Libyan forces in more than a dozen military vehicles and armed with anti-aircraft guns and rocket launchers have crossed the border with Tunisia and been involved in clashes in a frontier town, witnesses said.

Tunisia's government was outraged and demanded Libya halt all incursions into its territory.

There were different accounts from witnesses of exactly what happened in the Tunisian town of Dhuheiba, about three miles (five kilometres) from the border.

But several said Tunisian troops captured and disarmed some of the loyalists of Libya leader Muammar Gaddafi and drove others out of town. Three Tunisians were hurt, they said.

The Tunisian government expressed "extreme indignation" over the violation of its territory.

Ismail al-Wafi, a Dhuheiba resident, said the Libyan forces drove into the town and fired indiscriminately. Dhuheiba residents clashed with the Libyans and Tunisian troops eventually captured some and took their weapons.

Another witness said Libyan troops clashed with Libyan rebels in Dhuheiba before they were defeated by Tunisian troops. Some of the Libyans were captured and the others chased out, said the witness.

"Gaddafi forces are no longer in Dhuheiba. They were defeated," he said.

The Tunisian news agency TAP said Tunisian forces fired in the air, but did not clash with Libyan troops.

The Dhuheiba border crossing has been a flashpoint in recent days. The crossing has been changing hands repeatedly between rebels and regime forces.

At some point today, rebels retook the crossing, according to an Associated Press Television News crew at the scene. That restored a vital supply line to besieged rebel strongholds in western Libya.

The AP crew saw two bodies of Libyan troops near the crossing and were told rebels were chasing two dozen Libyan military vehicles on the Libyan side in hopes of securing a supply corridor to the mountain area.
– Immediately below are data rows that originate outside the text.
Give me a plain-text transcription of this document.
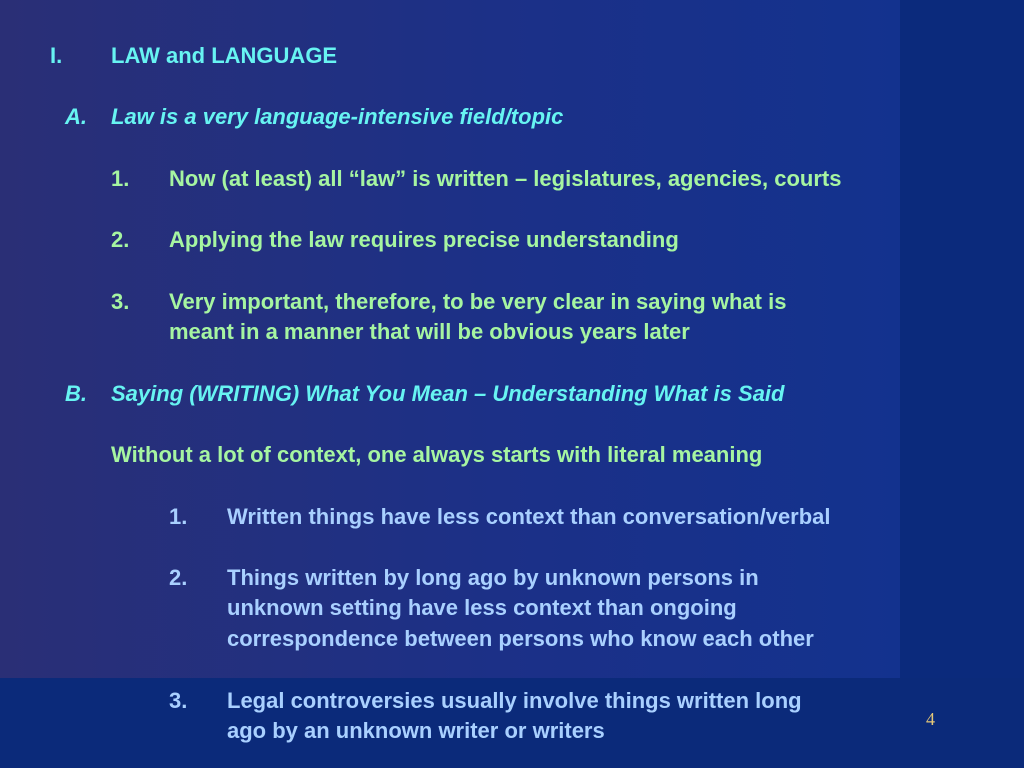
I. LAW and LANGUAGE
A. Law is a very language-intensive field/topic
1. Now (at least) all “law” is written – legislatures, agencies, courts
2. Applying the law requires precise understanding
3. Very important, therefore, to be very clear in saying what is
meant in a manner that will be obvious years later
B. Saying (WRITING) What You Mean – Understanding What is Said
Without a lot of context, one always starts with literal meaning
1. Written things have less context than conversation/verbal
2. Things written by long ago by unknown persons in
unknown setting have less context than ongoing
correspondence between persons who know each other
3. Legal controversies usually involve things written long
ago by an unknown writer or writers	4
The Nafusa mountain range in western Libya, close to Tunisia, has emerged in recent days as a more troublesome pocket of resistance to Gaddafi forces. The mountain area is home to members of Libya's ethnic Berber community who have complained of systematic discrimination by the Libyan government.
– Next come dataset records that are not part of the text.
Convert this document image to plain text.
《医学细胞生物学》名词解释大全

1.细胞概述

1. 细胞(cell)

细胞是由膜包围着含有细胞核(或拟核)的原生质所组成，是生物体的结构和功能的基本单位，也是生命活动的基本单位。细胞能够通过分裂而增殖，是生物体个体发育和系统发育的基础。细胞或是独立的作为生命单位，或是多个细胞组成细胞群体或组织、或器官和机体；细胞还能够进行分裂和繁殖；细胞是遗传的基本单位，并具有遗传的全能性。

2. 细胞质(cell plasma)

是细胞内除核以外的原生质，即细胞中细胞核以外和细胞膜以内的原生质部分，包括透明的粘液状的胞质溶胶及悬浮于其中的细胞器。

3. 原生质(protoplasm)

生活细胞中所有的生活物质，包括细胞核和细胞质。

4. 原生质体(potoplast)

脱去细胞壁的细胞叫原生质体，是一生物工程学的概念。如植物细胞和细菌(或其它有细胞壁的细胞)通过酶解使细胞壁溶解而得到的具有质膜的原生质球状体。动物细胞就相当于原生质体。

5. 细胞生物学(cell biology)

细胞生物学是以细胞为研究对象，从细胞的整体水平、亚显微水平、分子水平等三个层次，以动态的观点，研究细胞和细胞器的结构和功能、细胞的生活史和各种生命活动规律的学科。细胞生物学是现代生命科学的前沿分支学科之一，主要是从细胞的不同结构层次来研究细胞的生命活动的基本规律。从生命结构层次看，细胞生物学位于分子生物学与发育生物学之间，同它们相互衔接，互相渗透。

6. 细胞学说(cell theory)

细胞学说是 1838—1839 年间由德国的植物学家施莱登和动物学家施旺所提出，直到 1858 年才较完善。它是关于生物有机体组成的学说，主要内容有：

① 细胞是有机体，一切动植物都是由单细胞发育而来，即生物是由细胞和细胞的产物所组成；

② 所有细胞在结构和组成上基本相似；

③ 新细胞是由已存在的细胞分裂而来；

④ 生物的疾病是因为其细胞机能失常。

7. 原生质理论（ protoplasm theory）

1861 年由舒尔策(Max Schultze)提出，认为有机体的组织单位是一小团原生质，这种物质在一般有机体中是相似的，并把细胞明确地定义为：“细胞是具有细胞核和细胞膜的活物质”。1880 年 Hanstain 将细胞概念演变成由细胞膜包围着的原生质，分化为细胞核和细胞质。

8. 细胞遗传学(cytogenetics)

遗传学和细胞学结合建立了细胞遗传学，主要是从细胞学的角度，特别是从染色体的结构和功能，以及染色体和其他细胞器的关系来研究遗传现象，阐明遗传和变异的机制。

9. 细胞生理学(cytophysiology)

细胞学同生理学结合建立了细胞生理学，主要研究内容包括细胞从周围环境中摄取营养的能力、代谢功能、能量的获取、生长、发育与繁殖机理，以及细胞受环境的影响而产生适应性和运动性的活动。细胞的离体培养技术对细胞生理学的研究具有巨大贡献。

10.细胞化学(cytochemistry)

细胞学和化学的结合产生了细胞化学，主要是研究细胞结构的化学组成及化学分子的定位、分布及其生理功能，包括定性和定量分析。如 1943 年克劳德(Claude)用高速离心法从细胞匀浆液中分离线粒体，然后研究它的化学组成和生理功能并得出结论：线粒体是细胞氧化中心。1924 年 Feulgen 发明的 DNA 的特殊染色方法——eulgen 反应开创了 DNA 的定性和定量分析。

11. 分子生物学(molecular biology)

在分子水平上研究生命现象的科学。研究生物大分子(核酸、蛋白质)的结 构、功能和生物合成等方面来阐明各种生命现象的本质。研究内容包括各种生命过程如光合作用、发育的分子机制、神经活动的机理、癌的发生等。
Along with the besieged western city of Misrata, the Nafusa range is one of the major centres of opposition to Gaddafi in the western half of Libya.
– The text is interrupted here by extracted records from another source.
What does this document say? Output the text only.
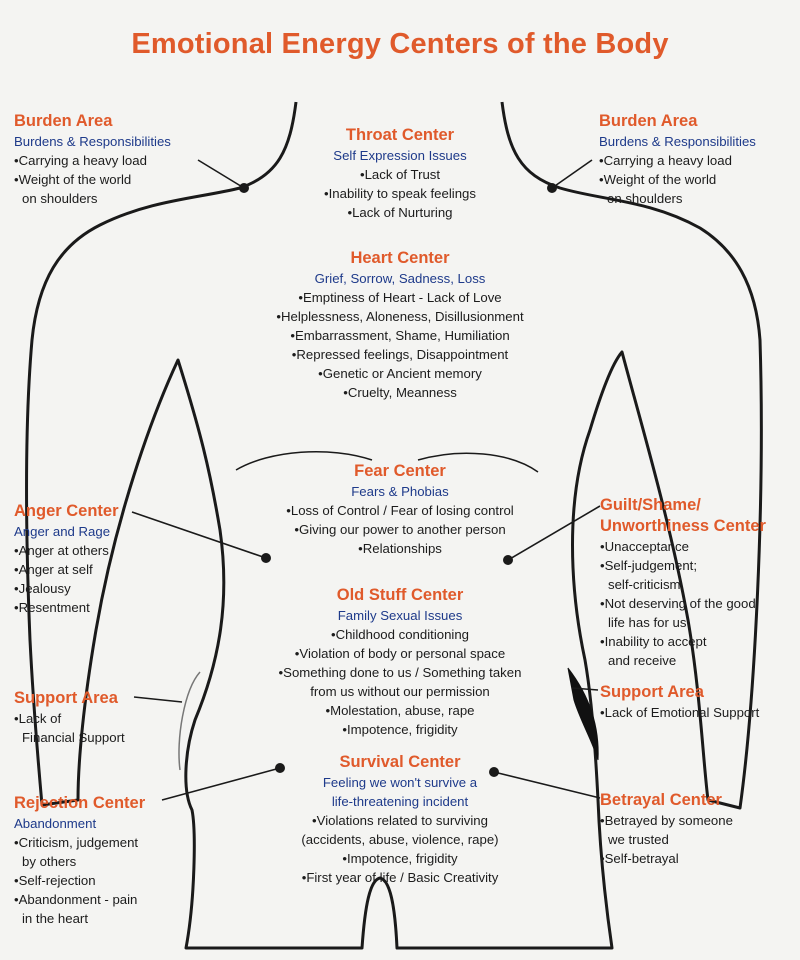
Emotional Energy Centers of the Body
Burden Area
Burdens & Responsibilities
• Carrying a heavy load
• Weight of the world
on shoulders
Burden Area
Burdens & Responsibilities
• Carrying a heavy load
• Weight of the world
on shoulders
Throat Center
Self Expression Issues
• Lack of Trust
• Inability to speak feelings
• Lack of Nurturing
Heart Center
Grief, Sorrow, Sadness, Loss
• Emptiness of Heart - Lack of Love
• Helplessness, Aloneness, Disillusionment
• Embarrassment, Shame, Humiliation
• Repressed feelings, Disappointment
• Genetic or Ancient memory
• Cruelty, Meanness
Fear Center
Fears & Phobias
• Loss of Control / Fear of losing control
• Giving our power to another person
• Relationships
Anger Center
Anger and Rage
• Anger at others
• Anger at self
• Jealousy
• Resentment
Guilt/Shame/
Unworthiness Center
• Unacceptance
• Self-judgement;
self-criticism
• Not deserving of the good
life has for us
• Inability to accept
and receive
Old Stuff Center
Family Sexual Issues
• Childhood conditioning
• Violation of body or personal space
• Something done to us / Something taken
from us without our permission
• Molestation, abuse, rape
• Impotence, frigidity
Support Area
• Lack of
Financial Support
Support Area
• Lack of Emotional Support
Survival Center
Feeling we won't survive a
life-threatening incident
• Violations related to surviving
(accidents, abuse, violence, rape)
• Impotence, frigidity
• First year of life / Basic Creativity
Rejection Center
Abandonment
• Criticism, judgement
by others
• Self-rejection
• Abandonment - pain
in the heart
Betrayal Center
• Betrayed by someone
we trusted
• Self-betrayal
Thousands of Libyans from the Nafusa mountain communities have fled to Dhuheiba and other Tunisian border towns in recent weeks, as rebels and government forces battled for control of the border crossing.

On the Misrata front, regime forces fired shells, mortars and rockets into the besieged coastal city.

A doctor at Misrata's main hospital said two people were killed and 17 wounded today. One of the dead, a middle-aged man, had been shot in the chest while sitting outside his home in a southern neighbourhood, next to Misrata's airport where some of Gaddafi's forces have taken up positions.